Michigan rivers still cold, and steelhead runs come late
Written by Detroit Free Press   
Thursday, 24 March 2005 11:15
Steelhead have been making spawning runs up Michigan rivers for about 140 years, adapting so well to their new home that many streams offer better fishing than rivers on the Pacific Coast, where steelhead evolved.


The big question isn't whether there will be a steelhead run, but when the weather will be right for it.

"I had two on yesterday and lost them both. Today, I haven't had a bump," said Gary Townsend of Ann Arbor, who was wading the Meathole section of the Au Sable River just downstream from Foote Dam.

The Meathole usually is crowded by steelhead at this time of year, but Townsend and other anglers said water temperatures were so low that the fish were hanging around offshore in Lake Huron, waiting for things to warm up a bit.

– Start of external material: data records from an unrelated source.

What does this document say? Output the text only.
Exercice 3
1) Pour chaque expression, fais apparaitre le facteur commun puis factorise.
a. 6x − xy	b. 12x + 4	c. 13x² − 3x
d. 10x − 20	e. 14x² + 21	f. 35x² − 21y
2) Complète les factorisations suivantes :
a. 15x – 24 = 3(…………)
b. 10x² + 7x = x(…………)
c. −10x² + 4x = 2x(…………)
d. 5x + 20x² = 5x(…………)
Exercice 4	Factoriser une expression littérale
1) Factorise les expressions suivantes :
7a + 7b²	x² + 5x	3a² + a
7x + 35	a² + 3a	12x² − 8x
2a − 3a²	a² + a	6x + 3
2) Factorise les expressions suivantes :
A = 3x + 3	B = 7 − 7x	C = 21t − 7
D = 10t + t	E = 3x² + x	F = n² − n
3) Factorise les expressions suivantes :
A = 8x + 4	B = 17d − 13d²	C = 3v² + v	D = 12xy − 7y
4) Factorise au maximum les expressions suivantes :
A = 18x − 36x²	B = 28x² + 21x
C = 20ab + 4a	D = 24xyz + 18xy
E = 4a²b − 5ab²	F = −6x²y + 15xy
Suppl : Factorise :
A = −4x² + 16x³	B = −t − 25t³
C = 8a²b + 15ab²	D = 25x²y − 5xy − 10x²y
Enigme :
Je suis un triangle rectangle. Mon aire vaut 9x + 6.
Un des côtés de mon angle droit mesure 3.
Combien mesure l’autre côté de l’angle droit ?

Out on the pier heads at the mouth of the Au Sable, Rick Reid of Flushing had come for a week of steelheading.

In the first two days, he had hooked and lost one fish and landed another, a five-pound male.

"It's been really slow," said Reid, dressed in heavy Carhart coveralls, neck warmer, fur hat and gloves to ward off the biting 15-knot wind, which made the 38-degree air temperature feel sub-zero. "We took the water temperature this morning, and it was 36 degrees. It's usually a lot warmer than that by this time in March."

It was a similar story on the Pere Marquette River on the Lake Michigan watershed, where Frank Willetts, the new owner of the Pere Marquette River Lodge in Baldwin, said some fish were being caught, but not in the numbers usual at this time of year.

Willetts said his guides "have been averaging about two browns and two steelhead a day on a river trip. The water is still a little cold, but it should get better as things warm up next week."

The browns are brown trout, which anglers also have been pursuing.

Two factors play the major roles in deciding when steelhead will make their spawning runs. One is water levels, the other water temperature. Most rivers have plenty of water, but the unseasonably cold air temperatures and late-surviving snowpack have prevented the warm-up the fish need as a trigger to leave the big lakes.

"We're getting a few, but it's slower than it usually is at this time," said Laurie Supinski, who with her husband, Matt, runs the Gray Drake Lodge on the Muskegon River in Newaygo.

"They're picking up some pretty nice brown trout, which no one is complaining about. But when people have booked a steelhead trip and have been looking forward to it for months, it's a bit disappointing."

Water temperatures in the Muskegon had been mostly running 33-34 degrees, Supinski said, but the forecast for the weekend called for rain, followed by temperatures in the mid-40s by early next week.

"That should help get rid of the snow," she said. "Some rain and a couple of days in the 40s will bring the river up to 38, 40 degrees, and that should really get the fish moving."

So far, anglers on the northern Michigan rivers say the fish are far more likely to take a spawn sack than flies or spoons.

Steelhead are a migratory race of rainbow trout. They are born in rivers and spend their first year there, then migrate to oceans or lakes, where they spend three to five years feeding and growing before returning to their birth rivers to spawn.

Introduced to the Great Lakes after the Civil War, their numbers have exploded in the 1990s as states bordering the Great Lakes and Ontario increased their annual stocking of rivers.

This year, some of the earliest and best steelheading probably will occur in the heaviest-populated parts of the state. The Huron and Clinton rivers have received steelhead stockings in recent years, and anglers on the Huron at Flat Rock last week were enjoying considerably better success than their counterparts on the more famous northern steelhead rivers.

"It slowed down a little this week when the cold weather came back, but it should really pick up as it gets warm again," said Ben Fountain, who works at the Bottom Line Bait and Tackle in Brownstown Township and is a Huron River steelhead angler.

"They were mostly getting them on spawn sacks and flies. But we just got about 100 colors of new spoons. I can't wait to try some of them."